Ulasan lebih baru di 2021 dan 2022 menegaskan, dampak negatif dari supervisi abusif jauh lebih dominan daripada efek positifnya. Bahkan riset terbaru tahun 2025 pada sektor layanan membuktikan bahwa persepsi bawahan terhadap atasan tukang marah membuat kualitas layanan merosot.
Artinya, marah demi kebaikan seringkali hanyalah alibi, sementara hasilnya justru merugikan perusahaan sendiri.
Mengapa “Dimarahi Demi Kebaikan” Sering Gagal?

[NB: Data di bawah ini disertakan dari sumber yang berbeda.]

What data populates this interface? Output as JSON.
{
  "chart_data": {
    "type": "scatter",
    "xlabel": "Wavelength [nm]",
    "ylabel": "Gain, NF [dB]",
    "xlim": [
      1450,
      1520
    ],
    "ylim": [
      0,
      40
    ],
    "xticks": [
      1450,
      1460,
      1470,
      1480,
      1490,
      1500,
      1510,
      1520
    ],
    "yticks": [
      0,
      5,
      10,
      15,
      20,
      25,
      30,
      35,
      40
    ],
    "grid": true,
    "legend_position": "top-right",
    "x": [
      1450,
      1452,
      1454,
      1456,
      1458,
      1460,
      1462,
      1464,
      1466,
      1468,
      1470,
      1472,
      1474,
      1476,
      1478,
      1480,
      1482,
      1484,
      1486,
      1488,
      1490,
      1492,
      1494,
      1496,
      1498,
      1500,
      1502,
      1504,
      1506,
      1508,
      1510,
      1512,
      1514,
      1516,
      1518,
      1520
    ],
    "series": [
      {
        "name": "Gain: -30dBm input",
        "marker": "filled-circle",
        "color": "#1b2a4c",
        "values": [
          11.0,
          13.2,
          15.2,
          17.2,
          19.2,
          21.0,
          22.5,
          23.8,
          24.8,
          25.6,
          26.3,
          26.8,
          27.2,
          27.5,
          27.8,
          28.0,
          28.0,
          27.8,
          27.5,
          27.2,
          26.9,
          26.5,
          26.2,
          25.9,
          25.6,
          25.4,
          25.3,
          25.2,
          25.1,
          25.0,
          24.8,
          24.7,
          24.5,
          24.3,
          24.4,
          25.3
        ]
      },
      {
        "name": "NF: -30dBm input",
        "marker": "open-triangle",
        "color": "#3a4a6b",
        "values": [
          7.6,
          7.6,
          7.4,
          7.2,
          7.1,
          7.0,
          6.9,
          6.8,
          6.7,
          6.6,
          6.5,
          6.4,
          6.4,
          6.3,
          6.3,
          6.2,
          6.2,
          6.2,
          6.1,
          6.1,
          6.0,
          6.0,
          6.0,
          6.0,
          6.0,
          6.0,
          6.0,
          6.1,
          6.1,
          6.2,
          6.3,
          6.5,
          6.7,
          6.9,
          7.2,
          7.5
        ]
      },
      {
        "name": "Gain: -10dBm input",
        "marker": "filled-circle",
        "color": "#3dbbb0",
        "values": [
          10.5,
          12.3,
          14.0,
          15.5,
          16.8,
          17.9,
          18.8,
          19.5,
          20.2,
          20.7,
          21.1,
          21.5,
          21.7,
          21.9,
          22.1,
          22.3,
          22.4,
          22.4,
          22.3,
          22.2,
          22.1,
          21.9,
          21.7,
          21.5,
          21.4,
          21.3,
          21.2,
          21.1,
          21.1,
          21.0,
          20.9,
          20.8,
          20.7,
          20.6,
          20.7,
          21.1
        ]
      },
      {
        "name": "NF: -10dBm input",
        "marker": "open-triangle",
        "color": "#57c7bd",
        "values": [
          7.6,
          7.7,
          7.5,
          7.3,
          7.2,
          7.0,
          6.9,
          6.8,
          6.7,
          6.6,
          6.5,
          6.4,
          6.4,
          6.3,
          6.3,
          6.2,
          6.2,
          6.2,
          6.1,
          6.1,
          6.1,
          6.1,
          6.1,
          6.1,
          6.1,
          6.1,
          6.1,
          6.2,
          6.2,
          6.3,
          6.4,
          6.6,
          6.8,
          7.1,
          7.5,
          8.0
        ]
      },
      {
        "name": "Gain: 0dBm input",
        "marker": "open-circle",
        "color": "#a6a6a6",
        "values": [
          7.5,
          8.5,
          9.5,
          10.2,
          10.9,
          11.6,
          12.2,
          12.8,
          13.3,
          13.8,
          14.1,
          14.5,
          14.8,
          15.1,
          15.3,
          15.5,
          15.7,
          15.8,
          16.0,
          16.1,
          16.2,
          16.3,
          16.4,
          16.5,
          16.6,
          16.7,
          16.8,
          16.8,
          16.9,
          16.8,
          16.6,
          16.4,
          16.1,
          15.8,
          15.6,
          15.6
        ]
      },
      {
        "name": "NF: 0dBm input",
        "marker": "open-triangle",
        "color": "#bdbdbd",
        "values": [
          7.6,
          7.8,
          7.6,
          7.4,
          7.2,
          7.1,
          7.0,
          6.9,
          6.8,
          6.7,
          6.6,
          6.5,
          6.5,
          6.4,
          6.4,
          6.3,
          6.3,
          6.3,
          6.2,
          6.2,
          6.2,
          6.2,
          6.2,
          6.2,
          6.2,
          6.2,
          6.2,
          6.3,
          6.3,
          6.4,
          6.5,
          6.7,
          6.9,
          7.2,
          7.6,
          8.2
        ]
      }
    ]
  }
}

Secara psikologis, otak manusia merespons marah dengan defensif. Saat dimarahi, fokus bawahan bukan lagi pada isi pesan, melainkan pada bagaimana cara melindungi diri. Alih-alih belajar, mereka hanya ingin menghindari hukuman.
Penelitian tentang umpan balik juga menemukan bahwa karyawan lebih menerima kritik bila diarahkan pada tindakan masa depan (feedforward), bukan sekadar mengorek kesalahan masa lalu. Inilah yang membuat marah demi kebaikan sering gagal lantaran pesannya tidak sampai karena cara penyampaiannya salah.
Ciri-Ciri Teguran yang Sehat
Supaya jelas, berikut perbedaan teguran yang sehat dengan marah yang merusak:
- Spesifik ke perilaku, bukan menyerang pribadi.
- Disampaikan privat, bukan di depan umum.
- Diberi dengan waktu yang tepat, tidak meledak-ledak.
- Mengarah ke solusi ke depan, bukan hanya menyalahkan masa lalu.
- Disertai dukungan atau ajakan berdialog, bukan monolog sepihak.
Dengan begitu, bawahan bisa menangkap pesan, bukan trauma pada caranya.
Alarm Supervisi Abusif
Ada beberapa tanda kalau “marah demi kebaikan” sudah melewati batas sehat:
- Menghina pribadi, bukan perilaku.
- Membentak di depan umum.
- Mengancam tanpa memberi standar jelas.
- Mengabaikan data saat bawahan mencoba klarifikasi.
- Melarang bertanya atau mengakui kesalahan.
Jika tanda-tanda ini muncul terus-menerus, artinya bukan lagi teguran membangun, melainkan abusive supervision.